L'astérisque de genre et les autres ajustements typographiques sont accusés de toujours être des signes chargés politiquement. Toutefois, la Confédération ne devrait pas faire de telles déclarations «avant que les discussions sociales, politiques et juridiques pertinentes aient eu lieu et que les décisions appropriées aient été prises».

Des ajustements interdits dans les textes officiels

Le règlement s'applique à tous les textes de l'administration fédérale, qu'il s'agisse du livret de vote, des sites web, des lettres ou des rapports. Il en va de même pour la rédaction des initiatives populaires et des notes explicatives du livret de vote.

Il relèvera du rôle des fonctionnaires du gouvernement de traquer ces ajouts typographiques et de les supprimer. Dans le cas où la Confédération traduirait une proposition d'un conseiller national, il pourrait également omettre les astérisques de genre et autres modifications orthographiques du texte.

Le conseiller national du Centre Philipp Kutter comprend que la Confédération attache de l'importance à une orthographe compréhensible: «Les textes officiels doivent être compris par tous.» L'astérisque de genre (ou le point médian) n'est pas encore la solution optimale dans ce domaine selon lui. «Il n'est pas facile à manier et conduit parfois à des formulations linguistiquement peu soignées» continue le conseiller national.

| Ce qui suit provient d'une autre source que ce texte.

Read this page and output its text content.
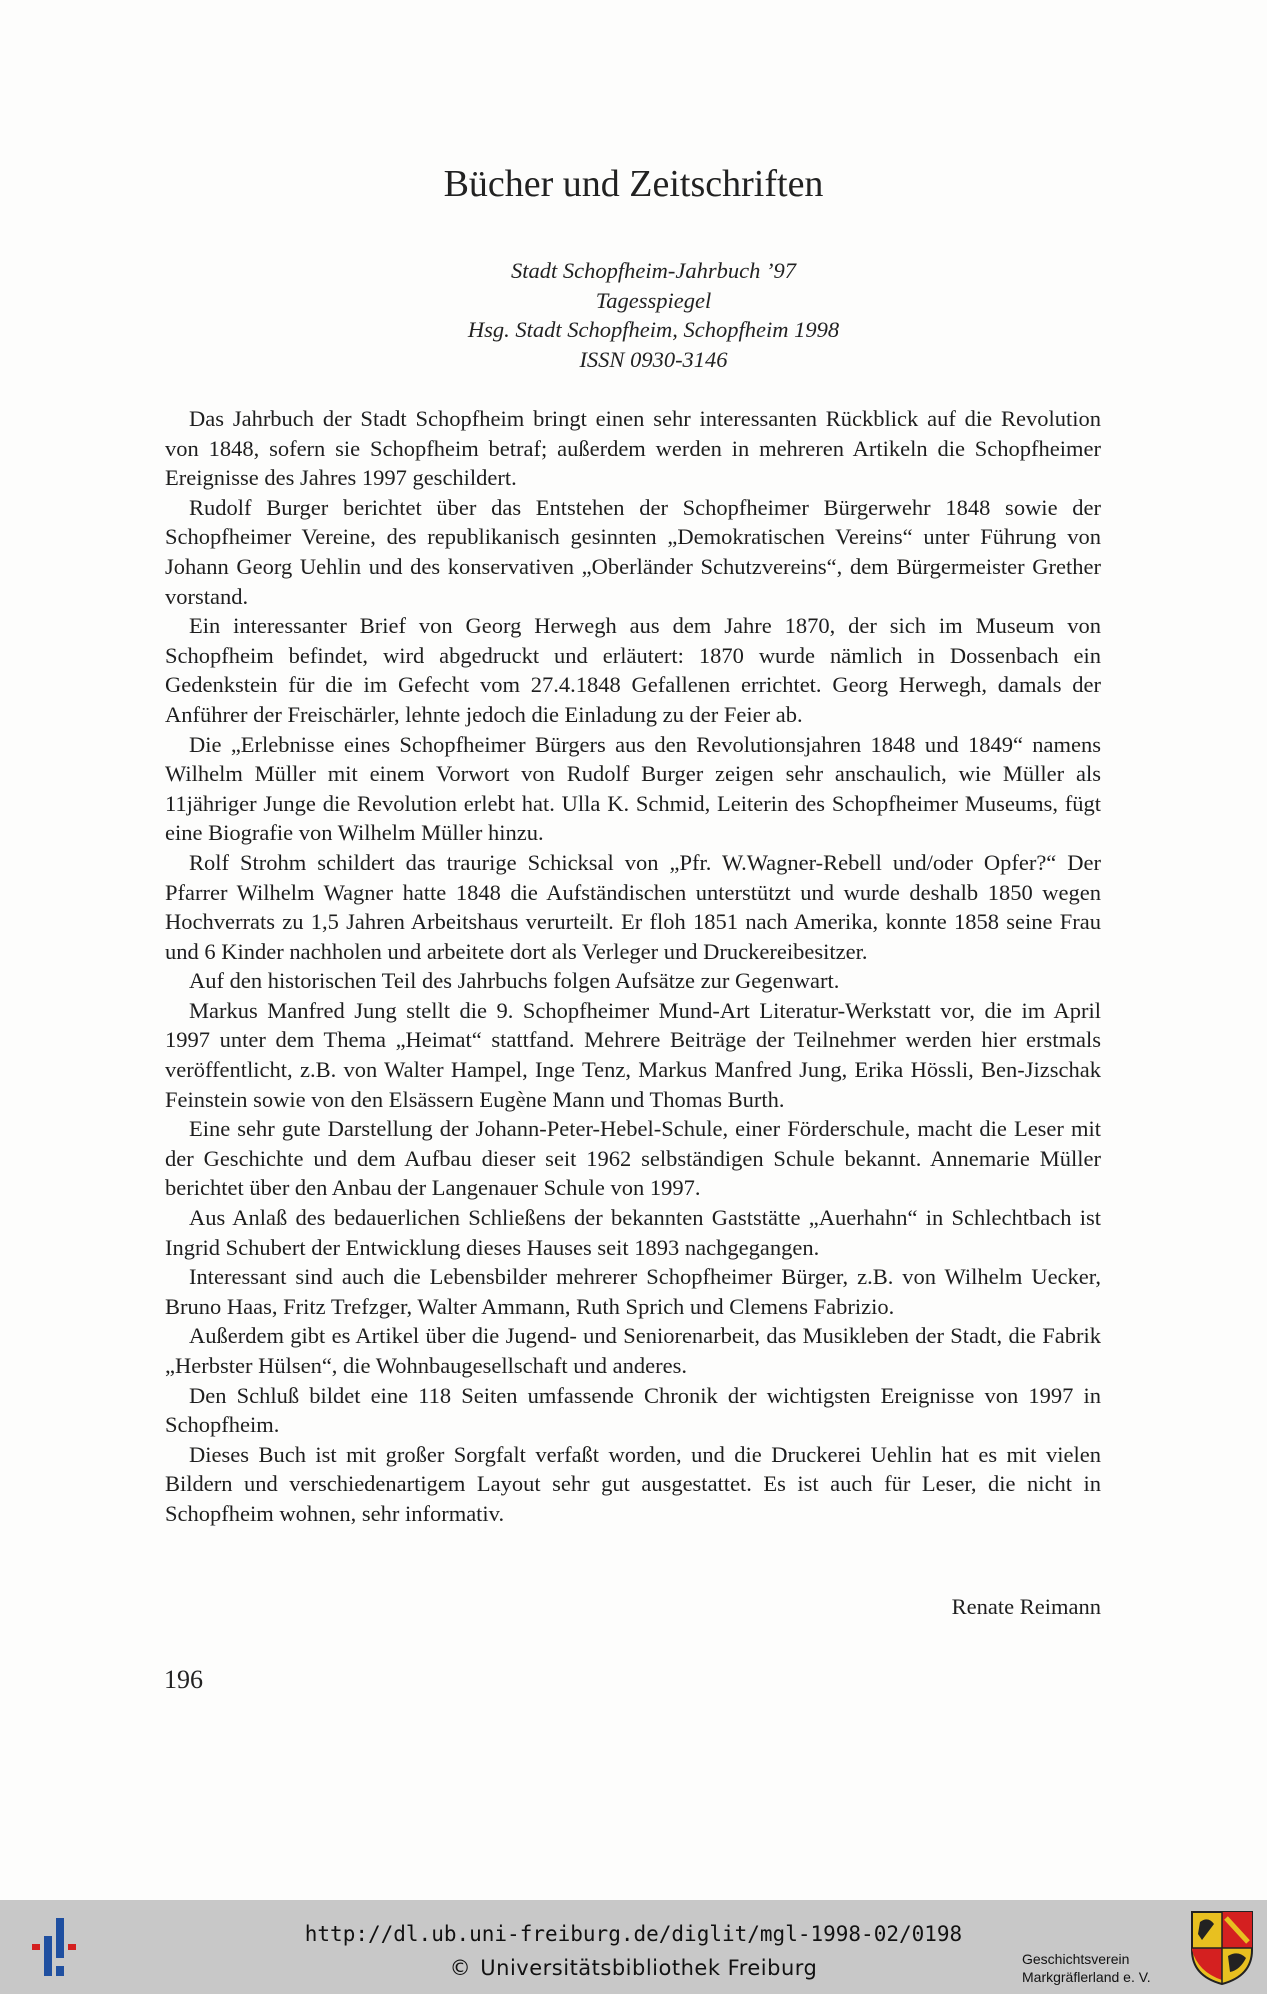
Bücher und Zeitschriften
Stadt Schopfheim-Jahrbuch ’97
Tagesspiegel
Hsg. Stadt Schopfheim, Schopfheim 1998
ISSN 0930-3146

Das Jahrbuch der Stadt Schopfheim bringt einen sehr interessanten Rückblick auf die Revolution von 1848, sofern sie Schopfheim betraf; außerdem werden in mehreren Artikeln die Schopfheimer Ereignisse des Jahres 1997 geschildert.

Rudolf Burger berichtet über das Entstehen der Schopfheimer Bürgerwehr 1848 sowie der Schopfheimer Vereine, des republikanisch gesinnten „Demokratischen Vereins“ unter Führung von Johann Georg Uehlin und des konservativen „Oberländer Schutzvereins“, dem Bürgermeister Grether vorstand.

Ein interessanter Brief von Georg Herwegh aus dem Jahre 1870, der sich im Museum von Schopfheim befindet, wird abgedruckt und erläutert: 1870 wurde nämlich in Dossenbach ein Gedenkstein für die im Gefecht vom 27.4.1848 Gefallenen errichtet. Georg Herwegh, damals der Anführer der Freischärler, lehnte jedoch die Einladung zu der Feier ab.

Die „Erlebnisse eines Schopfheimer Bürgers aus den Revolutionsjahren 1848 und 1849“ namens Wilhelm Müller mit einem Vorwort von Rudolf Burger zeigen sehr anschaulich, wie Müller als 11jähriger Junge die Revolution erlebt hat. Ulla K. Schmid, Leiterin des Schopfheimer Museums, fügt eine Biografie von Wilhelm Müller hinzu.

Rolf Strohm schildert das traurige Schicksal von „Pfr. W.Wagner-Rebell und/oder Opfer?“ Der Pfarrer Wilhelm Wagner hatte 1848 die Aufständischen unterstützt und wurde deshalb 1850 wegen Hochverrats zu 1,5 Jahren Arbeitshaus verurteilt. Er floh 1851 nach Amerika, konnte 1858 seine Frau und 6 Kinder nachholen und arbeitete dort als Verleger und Druckereibesitzer.

Auf den historischen Teil des Jahrbuchs folgen Aufsätze zur Gegenwart.

Markus Manfred Jung stellt die 9. Schopfheimer Mund-Art Literatur-Werkstatt vor, die im April 1997 unter dem Thema „Heimat“ stattfand. Mehrere Beiträge der Teilnehmer werden hier erstmals veröffentlicht, z.B. von Walter Hampel, Inge Tenz, Markus Manfred Jung, Erika Hössli, Ben-Jizschak Feinstein sowie von den Elsässern Eugène Mann und Thomas Burth.

Eine sehr gute Darstellung der Johann-Peter-Hebel-Schule, einer Förderschule, macht die Leser mit der Geschichte und dem Aufbau dieser seit 1962 selbständigen Schule bekannt. Annemarie Müller berichtet über den Anbau der Langenauer Schule von 1997.

Aus Anlaß des bedauerlichen Schließens der bekannten Gaststätte „Auerhahn“ in Schlechtbach ist Ingrid Schubert der Entwicklung dieses Hauses seit 1893 nachgegangen.

Interessant sind auch die Lebensbilder mehrerer Schopfheimer Bürger, z.B. von Wilhelm Uecker, Bruno Haas, Fritz Trefzger, Walter Ammann, Ruth Sprich und Clemens Fabrizio.

Außerdem gibt es Artikel über die Jugend- und Seniorenarbeit, das Musikleben der Stadt, die Fabrik „Herbster Hülsen“, die Wohnbaugesellschaft und anderes.

Den Schluß bildet eine 118 Seiten umfassende Chronik der wichtigsten Ereignisse von 1997 in Schopfheim.

Dieses Buch ist mit großer Sorgfalt verfaßt worden, und die Druckerei Uehlin hat es mit vielen Bildern und verschiedenartigem Layout sehr gut ausgestattet. Es ist auch für Leser, die nicht in Schopfheim wohnen, sehr informativ.

Renate Reimann
196
http://dl.ub.uni-freiburg.de/diglit/mgl-1998-02/0198
© Universitätsbibliothek Freiburg	Geschichtsverein
Markgräflerland e. V.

Le dictionnaire n'a pas encore tranché sur la question

Philipp Kutter fait partie d'un groupe parlementaire qui défend les préoccupations de la communauté LGBTQI+. Ce groupe récemment formé réunit aussi bien des parlementaires de droite que de gauche. Le conseiller national du Centre appelle à trouver des solutions: «Nous devons trouver un langage qui rende justice à la diversité des identités de genre.» Mais cela prendra probablement un certain temps: «Le Duden (ndlr: dictionnaire de langue allemande) n'a pas encore pu trancher à ce sujet non plus.»

Au lieu d'écrire les politicien·nes (ou politicien*nes), les chercheur:ses et les conseillers_ères fédéraux_ales, les fonctionnaires fédéraux germanophones devront plutôt privilégier l'utilisation de la forme féminine et masculine des mots ou utiliser des expressions non sexistes selon cette nouvelle directive. Si l'espace manque, l'usage de la barre oblique sera toutefois autorisé (comme dans citoyen/ne).

Qu'en est-il du français?

La Confédération a publié son premier « guide de rédaction non sexiste » francophone en 1986, qui a par la suite évolué. La version utilisée actuellement date de 2006. Elle ne se prononce pas le langage inclusif. En mars de cette année, une motion a été déposée par le conseiller national valaisan Benjamin Roduit (PDC) pour interdire explicitement le langage inclusif «dans tous les documents issus de son administration et des institutions dépendantes de l'administration fédérale» au motif qu'il n'est pas reconnu par l'Académie française. Dans son avis du 19 mai, le Conseil fédéral propose de la rejeter. Il affirme que toutes les consignes indispensables à la rédaction du français dans les documents officiels sont répertoriées sur le site web de la Confédération, notamment dans son «guide de rédaction non sexiste». Il n'y a donc selon le gouvernement «pas lieu de modifier des instructions qui ne prévoient pas l'usage de l'écriture inclusive ni d'imposer de nouvelles règles à l'heure actuelle».